Metro Weekly

Cook's Country

The two stories that comprise Julie & Julia are like pairing Kobe beef with a side of McDonald's french fries

If there’s a secret ingredient, you can bet it’s butter. Butter makes everything better. And there is absolutely no substitute for it in cooking. Using something like I Can’t Believe It’s Not Butter is a joke and an insult to cooks everywhere. So the fact that Nora Ephron’s latest concoction, Julie & Julia, doesn’t come out of the oven just right makes one wonder if the director didn’t somehow substitute oleo for the real deal.

Julie & Julia is based on two true stories, one following Julia Child’s rise to culinary magician and Julie Powell’s magical transformation, via the kitchen, from low-level bureaucrat to published writer. Rather than complement each other like fish and chips, the two stories are like pairing Kobe beef with a side of McDonald’s french fries.

Living in a post-9/11 New York trying to help families recover, Julie (Amy Adams) is losing herself in her job; she’s also depressed to find herself moved to Queens to be closer to her husband’s office. So she decides to pursue that most voyeuristic endeavor: a blog. Her hook will be to cook every recipe in Julia Child’s magnum opus, “Mastering the Art of French Cooking,” preparing 524 recipes in 365 days.

As Julie slogs through the cookbook, Julia (Meryl Streep) is fighting her own battles in Paris to graduate from Le Cordon Bleu culinary school and be taken seriously as a chef. With the unwavering support of husband Paul (Stanley Tucci), Julia first learns, then teaches, then records, the secrets behind accessible French cooking.

In this age of the Food Network and Top Chef and big, glossy celebrity cookbooks, a reminder of Child’s groundbreaking role in revolutionizing the American kitchen is an important lesson. She was the pioneer that opened the door for the Rachael Rays of today. But her story gets lost in the chick-flick nature of the film, buried under too much whipped cream, meringue and icing.

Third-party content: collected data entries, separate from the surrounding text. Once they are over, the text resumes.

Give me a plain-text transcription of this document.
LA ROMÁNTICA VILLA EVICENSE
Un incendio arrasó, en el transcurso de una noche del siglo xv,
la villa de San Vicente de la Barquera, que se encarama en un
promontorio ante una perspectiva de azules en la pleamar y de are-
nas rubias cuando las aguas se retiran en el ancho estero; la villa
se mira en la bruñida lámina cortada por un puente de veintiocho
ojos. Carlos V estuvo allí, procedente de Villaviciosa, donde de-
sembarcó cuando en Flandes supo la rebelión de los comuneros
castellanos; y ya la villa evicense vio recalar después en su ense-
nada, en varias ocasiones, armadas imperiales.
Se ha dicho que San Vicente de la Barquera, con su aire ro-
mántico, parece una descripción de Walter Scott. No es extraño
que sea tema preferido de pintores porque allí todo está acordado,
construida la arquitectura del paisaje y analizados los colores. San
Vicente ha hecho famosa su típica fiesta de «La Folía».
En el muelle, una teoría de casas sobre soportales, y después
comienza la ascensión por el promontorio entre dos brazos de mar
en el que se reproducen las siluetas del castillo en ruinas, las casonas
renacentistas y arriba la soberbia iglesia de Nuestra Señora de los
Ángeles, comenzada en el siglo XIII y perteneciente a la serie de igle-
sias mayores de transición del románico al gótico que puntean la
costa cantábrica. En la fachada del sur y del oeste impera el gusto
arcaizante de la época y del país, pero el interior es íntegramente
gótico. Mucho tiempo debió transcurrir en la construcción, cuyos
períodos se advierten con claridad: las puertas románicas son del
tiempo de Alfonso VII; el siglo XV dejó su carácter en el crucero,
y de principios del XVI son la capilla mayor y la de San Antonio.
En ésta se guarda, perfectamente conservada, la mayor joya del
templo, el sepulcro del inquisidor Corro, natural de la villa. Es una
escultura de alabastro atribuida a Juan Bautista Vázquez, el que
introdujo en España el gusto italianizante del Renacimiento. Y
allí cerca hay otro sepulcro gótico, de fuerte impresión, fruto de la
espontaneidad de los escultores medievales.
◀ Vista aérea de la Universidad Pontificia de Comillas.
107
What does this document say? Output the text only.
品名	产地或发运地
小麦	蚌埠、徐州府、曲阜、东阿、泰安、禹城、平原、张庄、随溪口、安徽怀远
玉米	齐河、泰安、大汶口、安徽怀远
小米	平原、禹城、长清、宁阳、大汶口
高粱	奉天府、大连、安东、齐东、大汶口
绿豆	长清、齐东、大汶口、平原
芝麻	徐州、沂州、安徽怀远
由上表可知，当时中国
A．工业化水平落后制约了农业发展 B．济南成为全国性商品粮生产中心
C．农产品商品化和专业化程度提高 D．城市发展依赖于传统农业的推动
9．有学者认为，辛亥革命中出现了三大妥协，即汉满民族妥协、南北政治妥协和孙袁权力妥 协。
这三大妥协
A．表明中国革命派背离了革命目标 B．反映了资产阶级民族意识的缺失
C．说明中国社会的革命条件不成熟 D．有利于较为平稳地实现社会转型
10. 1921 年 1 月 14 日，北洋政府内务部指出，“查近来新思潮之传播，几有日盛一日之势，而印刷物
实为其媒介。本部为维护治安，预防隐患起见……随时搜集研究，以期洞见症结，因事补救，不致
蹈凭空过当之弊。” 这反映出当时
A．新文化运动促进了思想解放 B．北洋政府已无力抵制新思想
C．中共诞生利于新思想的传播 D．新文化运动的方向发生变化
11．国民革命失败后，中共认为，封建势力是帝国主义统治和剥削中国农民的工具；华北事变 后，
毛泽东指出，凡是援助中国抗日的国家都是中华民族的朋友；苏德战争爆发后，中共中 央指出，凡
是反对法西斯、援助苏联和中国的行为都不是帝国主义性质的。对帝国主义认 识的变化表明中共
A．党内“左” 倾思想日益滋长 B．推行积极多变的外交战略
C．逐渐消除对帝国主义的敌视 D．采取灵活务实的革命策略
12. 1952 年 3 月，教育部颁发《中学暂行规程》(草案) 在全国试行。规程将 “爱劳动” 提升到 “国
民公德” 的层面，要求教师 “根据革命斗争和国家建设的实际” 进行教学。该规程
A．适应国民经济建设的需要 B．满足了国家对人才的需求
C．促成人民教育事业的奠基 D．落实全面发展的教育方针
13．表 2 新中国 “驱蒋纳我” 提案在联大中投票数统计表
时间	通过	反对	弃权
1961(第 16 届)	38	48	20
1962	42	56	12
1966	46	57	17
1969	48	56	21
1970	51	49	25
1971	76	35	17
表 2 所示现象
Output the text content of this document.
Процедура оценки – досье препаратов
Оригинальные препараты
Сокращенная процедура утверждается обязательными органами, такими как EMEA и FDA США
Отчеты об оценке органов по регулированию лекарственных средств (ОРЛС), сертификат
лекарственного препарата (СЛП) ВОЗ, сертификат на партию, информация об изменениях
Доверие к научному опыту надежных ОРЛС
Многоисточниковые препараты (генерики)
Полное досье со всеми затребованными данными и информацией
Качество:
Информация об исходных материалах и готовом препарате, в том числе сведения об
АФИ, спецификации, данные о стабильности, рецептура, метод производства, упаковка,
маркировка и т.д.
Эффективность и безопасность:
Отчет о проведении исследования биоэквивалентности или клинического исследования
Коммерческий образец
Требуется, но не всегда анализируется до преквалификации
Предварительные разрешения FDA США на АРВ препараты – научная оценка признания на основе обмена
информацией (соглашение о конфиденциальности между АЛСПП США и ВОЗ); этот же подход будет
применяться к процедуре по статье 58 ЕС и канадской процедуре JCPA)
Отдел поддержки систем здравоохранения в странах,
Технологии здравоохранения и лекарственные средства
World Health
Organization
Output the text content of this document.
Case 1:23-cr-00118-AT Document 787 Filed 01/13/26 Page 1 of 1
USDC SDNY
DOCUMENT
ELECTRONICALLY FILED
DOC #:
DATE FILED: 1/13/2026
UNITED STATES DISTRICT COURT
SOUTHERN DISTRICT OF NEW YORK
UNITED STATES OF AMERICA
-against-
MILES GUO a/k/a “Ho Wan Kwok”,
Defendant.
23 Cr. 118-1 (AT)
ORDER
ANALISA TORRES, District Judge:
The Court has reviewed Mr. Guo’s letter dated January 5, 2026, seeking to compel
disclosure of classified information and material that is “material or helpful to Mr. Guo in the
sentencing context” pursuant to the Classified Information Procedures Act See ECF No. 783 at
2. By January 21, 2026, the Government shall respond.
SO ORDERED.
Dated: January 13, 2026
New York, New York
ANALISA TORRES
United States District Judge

Ephron both wrote and directed Julie & Julia and serves up a film that could feed many more than it needs to. Cutting the recipe by a quarter would have been a better portion size. What starts out as a charming dinner party begins to falter when there’s just too much time between courses. Each critical moment is spread out with plenty of filler in between — moments that must have seemed too darling to cut. For example, there’s a scene between Julia and her sister, played by Jane Lynch, eating brie with bread and drinking red wine. While it would be a wonderful way to spend the afternoon, it’s a wonderful set-up with no pay-off and it does nothing more than slow down the film’s pace.

The real treat here is Streep’s portrayal of Child. Making it all looks effortless, Streep’s Child is a bundle of energy and moxie. There’s nothing subtle about the performance. Towering over everyone else like a female Hagrid, Streep adopts Child’s quivering tenor and never blinks. Streep and Tucci, last seen together in The Devil Wears Prada, exude chemistry and charm, though their sexual moments are more than a little disconcerting.

JULIE & JULIA
starstarstar
Starring
Meryl Streep, Amy Adams, Stanley Tucci
Rated PG-13
123 Minutes
Opens Friday, August 14
Area Theaters

Adams, on the other hand, needed more time to marinate in her role. Julie is flawed, and she’s surrounded by so many bitchy friends it’s no small wonder she’d rather spend time in the kitchen than with them. But Adams is reduced to doing voice-overs as Julie writes her blog and it all begins to resemble Meg Ryan’s e-mail writing from Ephron’s You’ve Got Mail. Moreover, Julie’s cooking meltdowns are a little too comedic. Julie’s project is supposed to threaten her marriage and job, but it’s ultimately one silly mishap after another. If the stakes aren’t high during the process, then the pay-off isn’t going to be rewarding either.

While occasionally funny and charming, Ephron’s attempts to mirror the lives of both Julie and Julia just doesn’t work properly. It’s a problem best exemplified by the choice of music — rather than a soft, subtle complement, it’s an overpowering intrusion into key scenes. Ephron uses a heavy hand, and once something is over-seasoned, there’s no saving it. That’s a lesson any good cook knows.